There are many different anode types which can be used for particular kinds of structures or environmental conditions. Each has different mounting and design characteristics and delivers different resistance to the electrolyte and utilization factors. Each different anode type requires slightly different parameters in anode design. The most common anode types are included in the CivilWeb Cathodic Protection Design spreadsheet and are detailed below.
Stand-Off Anodes
These anodes are designed to be installed with a small gap between the anodic material and the protected structure. The stand-off anode type delivers the smallest resistance and largest utilization factor and therefore is the most efficient type of anode to use for marine infrastructure. They are often specified for large offshore applications and can be cast with several hundred kilograms of anodic material in a single anode.

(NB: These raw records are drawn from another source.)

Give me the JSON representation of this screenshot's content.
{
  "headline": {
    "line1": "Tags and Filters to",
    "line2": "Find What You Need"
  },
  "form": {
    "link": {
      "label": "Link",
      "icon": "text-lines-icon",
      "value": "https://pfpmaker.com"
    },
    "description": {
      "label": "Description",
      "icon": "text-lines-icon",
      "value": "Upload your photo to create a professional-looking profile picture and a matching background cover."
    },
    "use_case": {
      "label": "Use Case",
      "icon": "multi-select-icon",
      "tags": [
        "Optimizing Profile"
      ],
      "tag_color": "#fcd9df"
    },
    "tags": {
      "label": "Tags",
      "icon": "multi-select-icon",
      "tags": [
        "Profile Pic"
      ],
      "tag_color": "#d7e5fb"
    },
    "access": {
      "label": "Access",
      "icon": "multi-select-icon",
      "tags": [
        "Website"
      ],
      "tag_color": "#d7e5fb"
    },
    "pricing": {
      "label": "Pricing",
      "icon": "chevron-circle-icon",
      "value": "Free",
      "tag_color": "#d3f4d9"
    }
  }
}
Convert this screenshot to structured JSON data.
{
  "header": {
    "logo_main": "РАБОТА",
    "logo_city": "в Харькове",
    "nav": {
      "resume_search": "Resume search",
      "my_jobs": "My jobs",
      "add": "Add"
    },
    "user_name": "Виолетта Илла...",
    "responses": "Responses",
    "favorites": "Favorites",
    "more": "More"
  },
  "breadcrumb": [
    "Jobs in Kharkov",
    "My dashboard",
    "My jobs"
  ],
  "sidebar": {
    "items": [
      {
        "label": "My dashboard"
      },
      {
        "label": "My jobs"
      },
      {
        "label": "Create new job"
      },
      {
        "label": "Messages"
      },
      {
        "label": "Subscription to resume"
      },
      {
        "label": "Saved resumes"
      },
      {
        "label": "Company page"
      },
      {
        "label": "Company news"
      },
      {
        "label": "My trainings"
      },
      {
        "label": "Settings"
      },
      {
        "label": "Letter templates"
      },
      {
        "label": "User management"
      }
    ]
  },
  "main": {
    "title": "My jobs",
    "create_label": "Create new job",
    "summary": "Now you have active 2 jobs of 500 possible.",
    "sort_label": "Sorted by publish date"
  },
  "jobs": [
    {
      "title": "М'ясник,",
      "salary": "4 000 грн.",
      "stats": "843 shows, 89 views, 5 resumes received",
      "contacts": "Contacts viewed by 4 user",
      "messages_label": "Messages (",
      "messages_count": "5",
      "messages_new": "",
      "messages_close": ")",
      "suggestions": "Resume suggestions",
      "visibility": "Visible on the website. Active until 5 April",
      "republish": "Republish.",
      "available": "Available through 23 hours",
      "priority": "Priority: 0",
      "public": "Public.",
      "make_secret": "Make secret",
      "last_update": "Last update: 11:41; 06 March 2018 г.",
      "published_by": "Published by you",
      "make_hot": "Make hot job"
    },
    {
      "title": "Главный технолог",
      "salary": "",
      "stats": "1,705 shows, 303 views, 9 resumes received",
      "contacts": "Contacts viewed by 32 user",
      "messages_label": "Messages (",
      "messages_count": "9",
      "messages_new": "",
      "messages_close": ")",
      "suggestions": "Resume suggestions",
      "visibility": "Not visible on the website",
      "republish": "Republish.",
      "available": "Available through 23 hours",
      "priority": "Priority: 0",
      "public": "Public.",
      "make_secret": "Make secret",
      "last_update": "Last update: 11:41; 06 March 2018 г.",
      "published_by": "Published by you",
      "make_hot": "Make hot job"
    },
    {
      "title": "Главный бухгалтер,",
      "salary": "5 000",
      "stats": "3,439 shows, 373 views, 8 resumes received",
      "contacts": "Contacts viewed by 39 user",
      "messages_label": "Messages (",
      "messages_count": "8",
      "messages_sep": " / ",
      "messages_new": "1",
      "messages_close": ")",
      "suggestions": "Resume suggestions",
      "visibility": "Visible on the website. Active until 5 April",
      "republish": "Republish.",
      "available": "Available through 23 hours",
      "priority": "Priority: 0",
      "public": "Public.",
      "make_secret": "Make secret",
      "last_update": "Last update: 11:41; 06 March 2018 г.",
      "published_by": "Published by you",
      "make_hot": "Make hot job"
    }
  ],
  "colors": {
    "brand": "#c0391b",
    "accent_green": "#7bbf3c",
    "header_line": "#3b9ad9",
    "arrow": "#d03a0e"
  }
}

However, due to the size of the anodes and the fact they stand-off from the protected structure by around 300mm, drag forces from sea currents can be significant. In other applications stand-off anodes would impede the operation or maintenance of the structure or present a hazard to divers or craft operating nearby.
Flush Mounted Anodes
Flush mounted anodes have a higher resistance and lower utilization factor than stand-off anodes making them less efficient. In cases where drag forces would be too high for stand-off anodes or stand-off anodes are prohibited for operational reasons, flush mounted anodes are often specified.
The protection structures must include a suitable coating between the structure and the anode. This prevents the build-up of anode corrosion products on the surface of the structure which can cause distortion and even failure of the anode fastenings. A marine grade paint coating of at least 100 μm DFT shall generally be sufficient.
Bracelet Anodes
Bracelet anodes are often used on pipeline protection projects. They are also used to protect piles where stand-off anodes are prohibited due to excessive drag forces or for operational reasons.
They have a relatively high resistance and low utilization factor compared with stand-off or flush mounted anodes.
Anode Type Utilization Factor
This factor is used in the calculation of the anodes final period performance. Cathodic protection systems are designed so that the anodes have sufficient current output at the end of their lives that the structure could be repolarized if it becomes depolarized for example due to a storm.
The anode utilization factor is used to estimate the minimum amount of anodic material which remains at the end of the anodes design life. After this point the anodes current output and polarizing capacity becomes unpredictable due to the loss of support for the anodic material or due to a rapid increase in the anodes resistance to the electrolyte caused by other factors. For this reason care should be taken that the anode insert is designed so that the anodic material is still supported when the anode has reached its design utilization factor.
The utilization factor is presented as a ratio or percentage of the original volume of anodic material. The anodes utilization factor is dependent on the anode type, dimensions and the location of the steel insert core. The anode manufacturer should advise on this value. Otherwise typical values can be used based on the anode type, such as those presented below taken from DNVGL-RP-B401;
The CivilWeb Cathodic Protection Design spreadsheet uses the utilization factor to determine the volume of anodic material remaining at the end of the anodes design life. This volume is used to estimate the anodes dimension, including a typical length reduction of around 10%. These anode dimensions are then used to calculate the anodes current output at the end of its design life. This is then checked to ensure that the anode could still repolarize the protected structure if required.